Daarna brengt hij via de catheter de laser in. Als de laserpunt in het binnenste van het hart is gearriveerd, schiet hij in de spierwand een reeks kleine gaatjes in de geel/oranje rand rond de rode vlek. „Dan gebeurt er wat we willen”, zegt Serruys. „Het lichaam reageert meteen. Het bloed uit het hart kan de kanaaltje instromen en zorgen voor de aanvoer van zuurstof. Rond de kanaaltjes ontstaan vervolgens nieuwe bloedvaatjes. Hierdoor komt de doorbloeding van de borderzone weer op gang, waarna de pijn op de borst verdwijnt”.

Onderzoek
Prof. Serruys maakt duidelijk dat de laserbehandeling voor deze categorie patiënten het laatste redmiddel is. „Maar helpt het ook echt?” vraagt hij zich af. „In elk geval zijn de risico's van deze behandeling niet groter dan van andere methoden. Deze techniek is veilig”, zegt hij.

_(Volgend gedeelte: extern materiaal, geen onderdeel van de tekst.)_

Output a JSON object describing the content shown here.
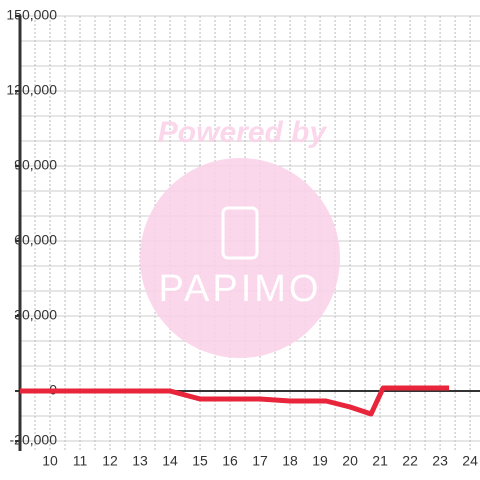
{
  "chart_data": {
    "type": "line",
    "watermark": {
      "title": "Powered by",
      "brand": "PAPIMO"
    },
    "x": [
      9,
      14,
      14.5,
      15,
      17,
      18,
      19.2,
      20,
      20.7,
      21.1,
      23.3
    ],
    "series": [
      {
        "color": "#e8253a",
        "values": [
          0,
          0,
          -1600,
          -3200,
          -3200,
          -4000,
          -4000,
          -6400,
          -9200,
          1200,
          1200
        ]
      }
    ],
    "xlim": [
      9,
      24.33
    ],
    "xticks": [
      10,
      11,
      12,
      13,
      14,
      15,
      16,
      17,
      18,
      19,
      20,
      21,
      22,
      23,
      24
    ],
    "x_minor_ticks": [
      9.5,
      10.5,
      11.5,
      12.5,
      13.5,
      14.5,
      15.5,
      16.5,
      17.5,
      18.5,
      19.5,
      20.5,
      21.5,
      22.5,
      23.5
    ],
    "ylim": [
      -24000,
      150000
    ],
    "yticks": [
      {
        "value": -20000,
        "label": "-20,000"
      },
      0,
      {
        "value": 30000,
        "label": "30,000"
      },
      {
        "value": 60000,
        "label": "60,000"
      },
      {
        "value": 90000,
        "label": "90,000"
      },
      {
        "value": 120000,
        "label": "120,000"
      },
      {
        "value": 150000,
        "label": "150,000"
      }
    ],
    "y_minor_ticks": [
      -10000,
      10000,
      20000,
      40000,
      50000,
      70000,
      80000,
      100000,
      110000,
      130000,
      140000
    ],
    "grid": true
  }
}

„Maar je kunt je voorstellen dat er bij deze patiënten een placebo-effect optreedt. De patiënt grijpt het laatste redmiddel aan en is vol verwachting. Ook de dokter is vol verwachting. Beiden geloven in het resultaat van de behandeling. Ze zijn geconditioneerd op succes. Er kan dus gemakkelijk een placebo-effect optreden. In de medische wetenschap moet je echter bewijzen dat een behandeling ook werkelijk resultaat heeft. Dat het werkt. Daarom gaan we een groot onderzoek starten naar de effecten van deze laserbehandeling. Dat doen we volgens een gerandomiseerd onderzoek, waar in de helft van de gevallen de apparatuur voor het oog gewoon werkt, maar in werkelijkheid niet. Achteraf blijkt pas in welke gevallen de laser echt gaatjes geschoten heeft in de borderzone. Om vast te stellen of de laserbehandeling resultaat heeft, heb je ongeveer een groep van tweehonderd patiënten nodig”, zegt Serruys.

Hij noemt het een „ethisch dilemma”, dat je patiënten die werkelijk behandeling behoeven, geen behandeling geeft. „Maar helaas bestaat er nog geen betere onderzoeksmethode om te bewijzen dat iets werkelijk resultaat heeft”.